Six months ago, financial advisor Charlie Massimo managed three 401(k) plans sponsored by small business owners. As of January 2012, he managed 20 qualified retirement plans, in addition to the investment portfolios of his individual clients.

"Plan sponsors realize they are on the hook legally if they don't know what's going on with their employee's defined contribution plan, so they are seeking out individual financial advisors more. We're getting five to seven inquiries a month from CEOs and plan sponsors that want help with their qualified retirement plan," says Massimo, whose practice is based in Melville, Long Island.

Prudential Retirement identified the trend as a growing practice area at its 2012 Global Economic & Market Outlook in January. The company has taken steps to provide webinars, conferences and one-on-one meetings for financial advisors wishing to specialize in the retirement area of plan advising.

"What we're seeing is that financial advisors are growing into the institutional and qualified space through a retail background," says Harry Dalessio, senior vice president of strategic relationships at Prudential Retirement. "In the past, the traditional role of the financial advisor was due diligence, fund selection and individual investment consulting. Today, the financial advisor's role is evolving into new product benchmarking, fiduciary oversight, plan design support, participant education and fee analysis."

The increase in plan sponsors seeking help from financial advisors to manage their qualified retirement plans is largely a result of the Department of Labor's Employee Benefits Security Administration (EBSA), which requires retirement plans such as 401(k)s and 403(b)s to provide extensive information about their fees and expenses to plan participants. "It's a potential pitfall in terms of liability for plan sponsors to not have a financial advisor on staff, because the financial advisor can formulate an investment policy statement to document the criteria used in the investment selection process," says Ary Rosenbaum, an attorney who has noticed an increase in plan participants filing lawsuits against plan sponsors.

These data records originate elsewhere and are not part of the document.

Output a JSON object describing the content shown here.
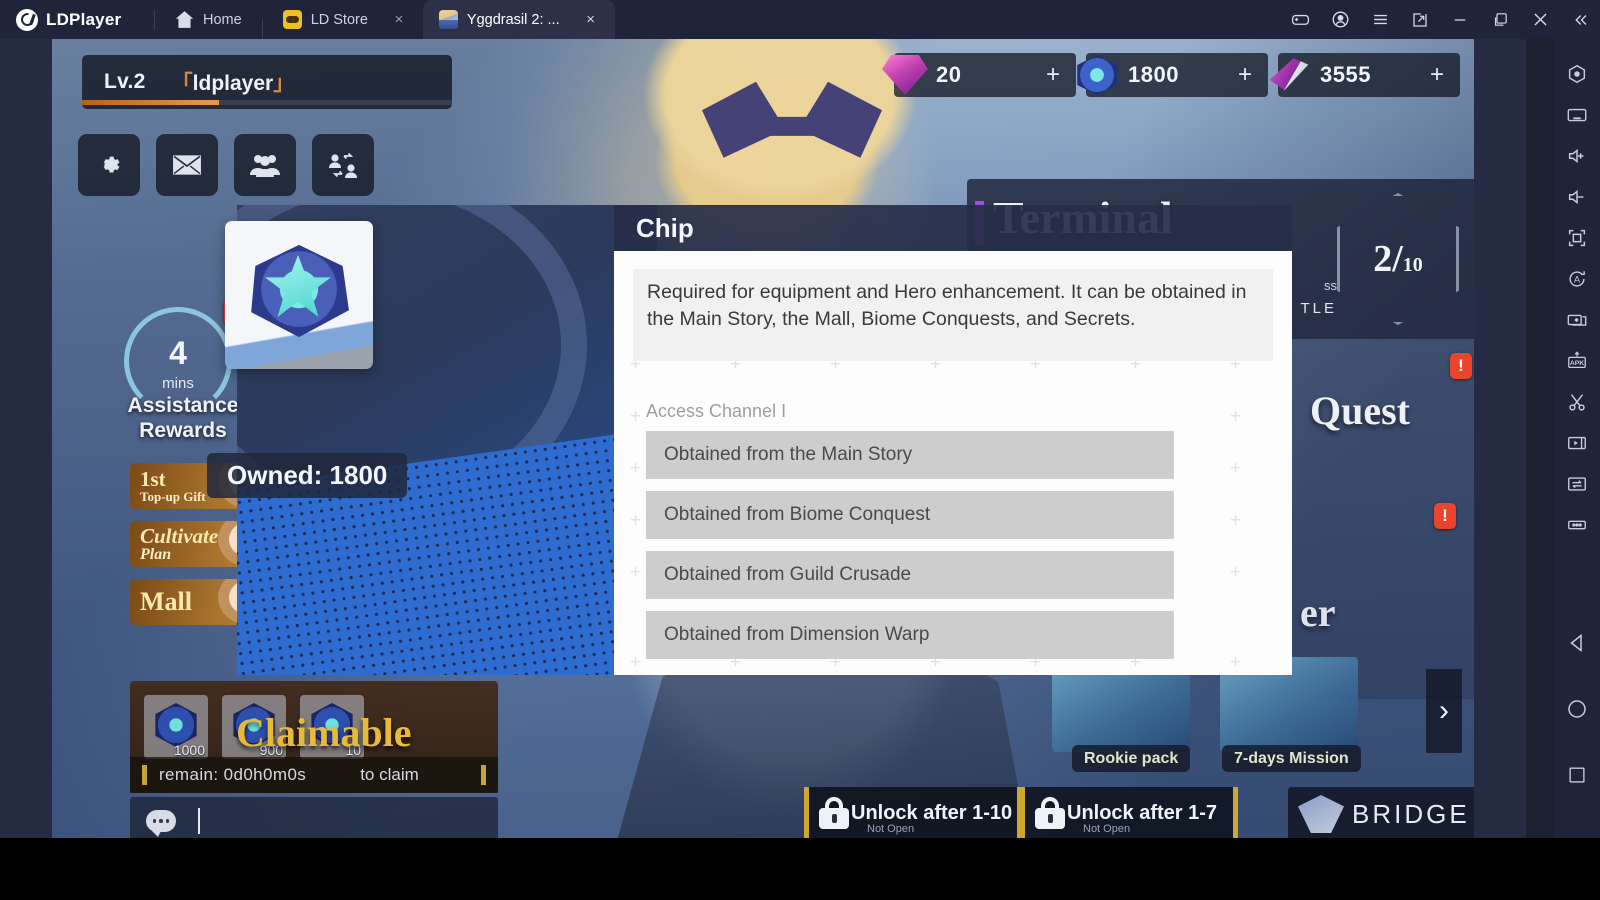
{
  "app": {
    "brand": "LDPlayer",
    "tabs": [
      {
        "label": "Home",
        "icon": "home-icon",
        "closable": false
      },
      {
        "label": "LD Store",
        "icon": "store-icon",
        "closable": true
      },
      {
        "label": "Yggdrasil 2: ...",
        "icon": "game-avatar-icon",
        "closable": true,
        "active": true
      }
    ],
    "window_controls": [
      {
        "name": "gamepad-icon"
      },
      {
        "name": "account-icon"
      },
      {
        "name": "menu-icon"
      },
      {
        "name": "resize-icon"
      },
      {
        "name": "minimize-icon"
      },
      {
        "name": "maximize-icon"
      },
      {
        "name": "close-icon"
      },
      {
        "name": "collapse-sidebar-icon"
      }
    ],
    "close_glyph": "×"
  },
  "toolbar": {
    "items": [
      {
        "name": "home-hex-icon"
      },
      {
        "name": "keyboard-icon"
      },
      {
        "name": "volume-up-icon"
      },
      {
        "name": "volume-down-icon"
      },
      {
        "name": "fullscreen-icon"
      },
      {
        "name": "auto-rotate-icon"
      },
      {
        "name": "multi-instance-icon"
      },
      {
        "name": "install-apk-icon"
      },
      {
        "name": "scissors-icon"
      },
      {
        "name": "record-video-icon"
      },
      {
        "name": "shared-folder-icon"
      },
      {
        "name": "more-options-icon"
      }
    ],
    "nav": [
      {
        "name": "android-back-icon"
      },
      {
        "name": "android-home-icon"
      },
      {
        "name": "android-recents-icon"
      }
    ]
  },
  "game": {
    "player": {
      "level": "Lv.2",
      "name_open_bracket": "「",
      "name": "ldplayer",
      "name_close_bracket": "」"
    },
    "quick_buttons": [
      {
        "name": "settings-gear-button",
        "icon": "gear-icon"
      },
      {
        "name": "mail-button",
        "icon": "mail-icon"
      },
      {
        "name": "friends-button",
        "icon": "group-icon"
      },
      {
        "name": "invite-button",
        "icon": "user-swap-icon"
      }
    ],
    "currencies": [
      {
        "name": "diamond",
        "icon": "diamond-gem-icon",
        "value": "20",
        "plus": "+"
      },
      {
        "name": "chip",
        "icon": "chip-gem-icon",
        "value": "1800",
        "plus": "+"
      },
      {
        "name": "stamina",
        "icon": "stamina-icon",
        "value": "3555",
        "plus": "+"
      }
    ],
    "terminal": {
      "title": "Terminal",
      "badge_value": "2",
      "badge_max": "10",
      "label_small": "ss",
      "label": "TLE"
    },
    "quest": {
      "label": "Quest",
      "label2": "er",
      "alert": "!"
    },
    "assistance": {
      "minutes": "4",
      "unit": "mins",
      "title_line1": "Assistance",
      "title_line2": "Rewards",
      "alert": "!"
    },
    "promos": [
      {
        "line1": "1st",
        "line2": "Top-up Gift",
        "alert": ""
      },
      {
        "line1": "Cultivate",
        "line2": "Plan",
        "alert": "!"
      },
      {
        "line1": "Mall",
        "line2": "",
        "alert": "!"
      }
    ],
    "claimable": {
      "word": "Claimable",
      "items": [
        {
          "count": "1000"
        },
        {
          "count": "900"
        },
        {
          "count": "10"
        }
      ],
      "remain_label": "remain:  0d0h0m0s",
      "to_claim_label": "to claim"
    },
    "chat": {
      "placeholder": "",
      "value": ""
    },
    "bottom_buttons": [
      {
        "label": "Unlock after 1-10",
        "sub": "Not Open",
        "icon": "lock-icon"
      },
      {
        "label": "Unlock after 1-7",
        "sub": "Not Open",
        "icon": "lock-icon"
      }
    ],
    "bridge": {
      "label": "BRIDGE",
      "icon": "bridge-emblem-icon"
    },
    "event_tags": [
      {
        "label": "Rookie pack"
      },
      {
        "label": "7-days Mission"
      }
    ],
    "next_arrow": "›"
  },
  "modal": {
    "title": "Chip",
    "description": "Required for equipment and Hero enhancement. It can be obtained in the Main Story, the Mall, Biome Conquests, and Secrets.",
    "access_channel_label": "Access Channel I",
    "channels": [
      "Obtained from the Main Story",
      "Obtained from Biome Conquest",
      "Obtained from Guild Crusade",
      "Obtained from Dimension Warp"
    ],
    "owned_label": "Owned: 1800",
    "item_icon": "chip-item-icon"
  },
  "colors": {
    "titlebar_bg": "#20243a",
    "tab_active_bg": "#2c3149",
    "modal_header_bg": "#262e48",
    "modal_body_bg": "#fdfdfd",
    "channel_row_bg": "#cdcdcd",
    "accent_gold": "#e8b93a",
    "alert_red": "#e8452c",
    "terminal_accent": "#9b4fe0"
  }
}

The interest has been so high in this emerging practice area that earlier this year the American Society of Pension Professionals & Actuaries (ASPPA) created a subgroup called the National Association of Plan Advisors (NAPA) to meet the needs of financial advisors working in the 401(k) market.

"It's a specialized practice area with a lot of regulation," says Judy Miller, the director of retirement policy at ASPPA in Arlington, Va. "Financial advisors should be aware of the issues that apply to assets in qualified retirement plans. That's why there's a need for a subgroup. The initial response exceeded our expectations."

NAPA is structured as a professional society exclusively focused on advisors serving employer-sponsored retirement plans. Advisors will benefit from advocacy, business intelligence and networking designed to help them succeed and stay abreast of emerging industry trends and best practices.

The emerging plan-advising business is a win-win for advisors, who are at the mercy of the stock market's volatility. "Having a plan-advising business can offset your fee-based business and grow your asset base in down markets because plan participants contribute on a monthly basis regardless of the volatility," says Massimo. "The ability to grow assets becomes difficult if all you depend on is individual clients. Incorporating 401(k) business is a way to diversify your business and income."

For financial advisors new to the plan-advising business, Massimo suggests his own strategy: He offers up to six different diversified investment models, including 11,000 stocks in 24 countries. "It's key to go in with a low-cost model that is completely transparent and free of any conflicts," he says. "That can help you break into the 401(k) business."